If the disk that has stopped working is connected to a SATA port, this can spread to the entire storage system, not just the disk that is having problems. It certainly has the potential to spread to the entire controller since most systems have a single disk controller (the one that is integrated into the motherboard).
A hard drive will try to read a damaged sector until it reaches its time limit threshold or until the host sends an abort signal. Since the SATA bus can be attached waiting for the end of the reading, the operating system can’t send an abort signal at the storage command level.
You can use tools like HDTune and HDDScan to verify that your hard drive has bad sectors. Knowing that you have a defective component, the best recommendation is to replace it with one that works correctly, in the case of hard drives it is not so easy because they can contain valuable information that we cannot afford to lose.

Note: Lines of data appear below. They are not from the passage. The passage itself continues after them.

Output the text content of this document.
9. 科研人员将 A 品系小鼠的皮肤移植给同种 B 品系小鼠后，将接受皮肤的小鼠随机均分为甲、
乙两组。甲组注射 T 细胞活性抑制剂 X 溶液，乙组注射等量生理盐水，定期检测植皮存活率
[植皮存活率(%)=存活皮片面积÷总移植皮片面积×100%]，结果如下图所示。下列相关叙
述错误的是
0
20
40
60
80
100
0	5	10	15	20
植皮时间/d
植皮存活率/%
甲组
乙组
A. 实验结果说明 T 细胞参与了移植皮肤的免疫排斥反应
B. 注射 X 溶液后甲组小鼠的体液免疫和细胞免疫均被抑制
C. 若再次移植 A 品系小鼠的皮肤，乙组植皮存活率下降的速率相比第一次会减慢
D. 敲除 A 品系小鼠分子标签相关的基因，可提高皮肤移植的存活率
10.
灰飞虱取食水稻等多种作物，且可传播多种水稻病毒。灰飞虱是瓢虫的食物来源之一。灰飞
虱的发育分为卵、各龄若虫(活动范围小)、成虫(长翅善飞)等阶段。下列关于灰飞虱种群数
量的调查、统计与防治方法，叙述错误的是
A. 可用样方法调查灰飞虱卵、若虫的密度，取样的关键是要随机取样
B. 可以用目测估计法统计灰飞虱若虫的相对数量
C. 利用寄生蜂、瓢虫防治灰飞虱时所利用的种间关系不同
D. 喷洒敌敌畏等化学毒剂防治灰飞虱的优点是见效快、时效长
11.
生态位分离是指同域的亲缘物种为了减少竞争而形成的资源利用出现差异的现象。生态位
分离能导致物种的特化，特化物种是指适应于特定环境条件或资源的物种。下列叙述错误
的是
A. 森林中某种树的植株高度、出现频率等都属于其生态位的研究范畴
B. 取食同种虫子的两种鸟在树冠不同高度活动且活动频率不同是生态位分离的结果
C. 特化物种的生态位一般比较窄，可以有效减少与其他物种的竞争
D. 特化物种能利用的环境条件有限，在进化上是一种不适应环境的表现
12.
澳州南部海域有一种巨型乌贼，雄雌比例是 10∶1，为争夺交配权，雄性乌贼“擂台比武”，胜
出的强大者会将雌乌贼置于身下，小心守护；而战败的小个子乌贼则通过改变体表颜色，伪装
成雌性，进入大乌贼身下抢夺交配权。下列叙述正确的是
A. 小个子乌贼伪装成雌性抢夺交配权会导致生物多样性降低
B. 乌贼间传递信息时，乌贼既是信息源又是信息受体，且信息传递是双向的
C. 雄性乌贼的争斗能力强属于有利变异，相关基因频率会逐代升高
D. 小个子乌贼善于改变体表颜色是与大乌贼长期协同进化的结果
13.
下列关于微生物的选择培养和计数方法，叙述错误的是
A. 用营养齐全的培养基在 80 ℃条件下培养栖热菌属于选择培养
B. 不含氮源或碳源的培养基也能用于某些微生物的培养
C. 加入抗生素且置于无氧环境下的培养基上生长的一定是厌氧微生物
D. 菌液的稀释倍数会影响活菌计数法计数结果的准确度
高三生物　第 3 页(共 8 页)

To save this information, we recommend placing the hard disk in a USB enclosure or docking station. So, you are no longer directly connecting the damaged disk to the SATA controller. In addition to adding an extra layer of “sacrificable” hardware between your motherboard and the damaged disk is always a good idea.

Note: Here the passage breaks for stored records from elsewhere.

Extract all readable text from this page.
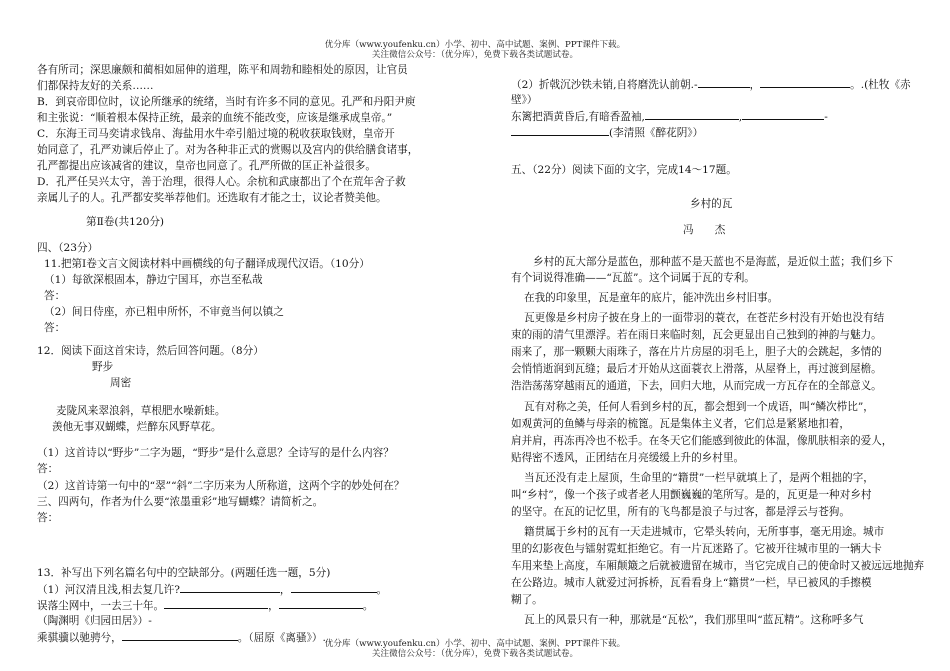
优分库（www.youfenku.cn）小学、初中、高中试题、案例、PPT课件下载。
关注微信公众号：（优分库），免费下载各类试题试卷。
各有所司；深思廉颇和蔺相如屈伸的道理，陈平和周勃和睦相处的原因，让官员
们都保持友好的关系……
B．到哀帝即位时，议论所继承的统绪，当时有许多不同的意见。孔严和丹阳尹庾
和主张说：“顺着根本保持正统，最亲的血统不能改变，应该是继承成皇帝。”
C．东海王司马奕请求钱帛、海盐用水牛牵引船过境的税收获取钱财，皇帝开
始同意了，孔严劝谏后停止了。对为各种非正式的赏赐以及宫内的供给膳食诸事，
孔严都提出应该减省的建议，皇帝也同意了。孔严所做的匡正补益很多。
D．孔严任吴兴太守，善于治理，很得人心。余杭和武康都出了个在荒年舍子救
亲属儿子的人。孔严都安奖举荐他们。还选取有才能之士，议论者赞美他。
第Ⅱ卷(共120分)
四、（23分）
11.把第Ⅰ卷文言文阅读材料中画横线的句子翻译成现代汉语。（10分）
（1）每欲深根固本，静边宁国耳，亦岂至私哉
答：
（2）间日侍座，亦已粗申所怀，不审竟当何以镇之
答：
12．阅读下面这首宋诗，然后回答问题。（8分）
野步
周密
麦陇风来翠浪斜，草根肥水噪新蛙。
羡他无事双蝴蝶，烂醉东风野草花。
（1）这首诗以“野步”二字为题，“野步”是什么意思？全诗写的是什么内容？
答：
（2）这首诗第一句中的“翠”“斜”二字历来为人所称道，这两个字的妙处何在？
三、四两句，作者为什么要“浓墨重彩”地写蝴蝶？请简析之。
答：
13．补写出下列名篇名句中的空缺部分。(两题任选一题，5分)
（1）河汉清且浅,相去复几许?	，	。
误落尘网中，一去三十年。	，	。
（陶渊明《归园田居》）-
乘骐骥以驰骋兮，	。（屈原《离骚》）.
（2）折戟沉沙铁未销,自将磨洗认前朝.-	，	。.(杜牧《赤
壁》）
东篱把酒黄昏后,有暗香盈袖,	,	-
(李清照《醉花阴》）
五、（22分）阅读下面的文字，完成14～17题。
乡村的瓦
冯　　杰
乡村的瓦大部分是蓝色，那种蓝不是天蓝也不是海蓝，是近似土蓝；我们乡下
有个词说得准确——“瓦蓝”。这个词属于瓦的专利。
在我的印象里，瓦是童年的底片，能冲洗出乡村旧事。
瓦更像是乡村房子披在身上的一面带羽的蓑衣，在苍茫乡村没有开始也没有结
束的雨的清气里漂浮。若在雨日来临时刻，瓦会更显出自己独到的神韵与魅力。
雨来了，那一颗颗大雨珠子，落在片片房屋的羽毛上，胆子大的会跳起，多情的
会悄悄逝润到瓦缝；最后才开始从这面蓑衣上滑落，从屋脊上，再过渡到屋檐。
浩浩荡荡穿越雨瓦的通道，下去，回归大地，从而完成一方瓦存在的全部意义。
瓦有对称之美，任何人看到乡村的瓦，都会想到一个成语，叫“鳞次栉比”，
如观黄河的鱼鳞与母亲的梳篦。瓦是集体主义者，它们总是紧紧地扣着，
肩并肩，再冻再冷也不松手。在冬天它们能感到彼此的体温，像肌肤相亲的爱人，
贴得密不透风，正团结在月亮缓缓上升的乡村里。
当瓦还没有走上屋顶，生命里的“籍贯”一栏早就填上了，是两个粗拙的字，
叫“乡村”，像一个孩子或者老人用颤巍巍的笔所写。是的，瓦更是一种对乡村
的坚守。在瓦的记忆里，所有的飞鸟都是浪子与过客，都是浮云与苍狗。
籍贯属于乡村的瓦有一天走进城市，它晕头转向，无所事事，毫无用途。城市
里的幻影夜色与镭射霓虹拒绝它。有一片瓦迷路了。它被开往城市里的一辆大卡
车用来垫上高度，车厢颠簸之后就被遗留在城市，当它完成自己的使命时又被远远地抛弃
在公路边。城市人就爱过河拆桥，瓦看看身上“籍贯”一栏，早已被风的手擦模
糊了。
瓦上的风景只有一种，那就是“瓦松”，我们那里叫“蓝瓦精”。这称呼多气
优分库（www.youfenku.cn）小学、初中、高中试题、案例、PPT课件下载。
关注微信公众号：（优分库），免费下载各类试题试卷。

3. Drivers and software errors
Third-party software is one of the most common causes of system freezes. The functions of some applications may attempt to execute actions or access resources that the operating system cannot understand, causing it to hang or freeze. The drivers, on the other hand, are software that allows devices to communicate with other devices and the operating system. The drivers are constantly being used by the system, being exposed to a great risk of failure.
The best way to solve these problems is to update all third-party software and drivers to their latest version (as soon as a new version comes out). By constantly downloading and updating, many errors are prevented since each revision of software contains corrections to problems of the previous revisions.

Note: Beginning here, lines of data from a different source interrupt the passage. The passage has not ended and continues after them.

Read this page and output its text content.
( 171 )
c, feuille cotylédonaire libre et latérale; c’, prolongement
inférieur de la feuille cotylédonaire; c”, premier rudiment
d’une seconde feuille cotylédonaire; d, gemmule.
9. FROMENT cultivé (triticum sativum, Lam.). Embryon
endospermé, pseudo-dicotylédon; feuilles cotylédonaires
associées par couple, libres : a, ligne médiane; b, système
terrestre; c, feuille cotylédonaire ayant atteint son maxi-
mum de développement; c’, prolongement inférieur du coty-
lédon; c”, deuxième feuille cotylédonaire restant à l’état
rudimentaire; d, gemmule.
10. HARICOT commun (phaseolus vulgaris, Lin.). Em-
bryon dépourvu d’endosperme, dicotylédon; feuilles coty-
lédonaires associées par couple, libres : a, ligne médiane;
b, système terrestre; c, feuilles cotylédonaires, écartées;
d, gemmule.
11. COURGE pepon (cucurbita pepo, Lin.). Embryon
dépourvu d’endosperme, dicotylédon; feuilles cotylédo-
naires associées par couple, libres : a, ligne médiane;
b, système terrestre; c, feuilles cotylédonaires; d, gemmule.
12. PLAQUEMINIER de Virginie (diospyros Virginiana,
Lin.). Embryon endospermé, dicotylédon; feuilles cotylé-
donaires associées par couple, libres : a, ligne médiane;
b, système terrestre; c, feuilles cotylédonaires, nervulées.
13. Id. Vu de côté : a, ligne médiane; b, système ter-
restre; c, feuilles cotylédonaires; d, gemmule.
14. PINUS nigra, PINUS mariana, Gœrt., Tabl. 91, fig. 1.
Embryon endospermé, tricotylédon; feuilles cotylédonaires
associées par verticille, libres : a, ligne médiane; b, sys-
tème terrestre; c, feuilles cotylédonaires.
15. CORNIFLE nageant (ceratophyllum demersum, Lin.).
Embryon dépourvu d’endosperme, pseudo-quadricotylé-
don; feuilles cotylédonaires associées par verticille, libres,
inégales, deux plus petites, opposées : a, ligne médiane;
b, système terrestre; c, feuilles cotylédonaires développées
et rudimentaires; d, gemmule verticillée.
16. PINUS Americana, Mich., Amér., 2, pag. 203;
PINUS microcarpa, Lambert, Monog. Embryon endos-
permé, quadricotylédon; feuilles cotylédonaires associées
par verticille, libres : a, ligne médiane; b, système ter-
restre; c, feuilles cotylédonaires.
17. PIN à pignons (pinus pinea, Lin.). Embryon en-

If you use Windows, we recommend you download only the drivers certified by the Windows Hardware Quality Labs (WHQL) evaluations. It means that they have passed several compatibility tests with the current versions of Windows. It is the most official driver of the most well-known developers and they have the WHQL certificate.
Another great tip is always to review the space we have available on our hard drives to ensure that at least 10% free space exists, which is the minimum level that the operating system uses as virtual memory. If you are on the verge of that amount, it is necessary to delete the files and programs that are no longer necessary.
I already tried all the above and my computer is still freezing, what do I do?
Consider talking to qualified professionals to get to the bottom of the problem. It is not easy to diagnose problems manually, as there are too many variables to take into account one by one. If you are not an IT professional, it is much more difficult.
If you are a multimedia user, student, gamer or small business owner, you can visit the nearest hardware store or computer repair center or call a qualified technician to perform a diagnosis or repair.
For large companies, it is better to go to professional IT firms to diagnose the computer network and determine the cause of the problem. In addition to their expertise, IT companies rely on automated industrial tools to accurately determine problems and repair them. Also, they offer ongoing, managed service plans as a proactive way to minimize or even eliminate problems that arise in the future.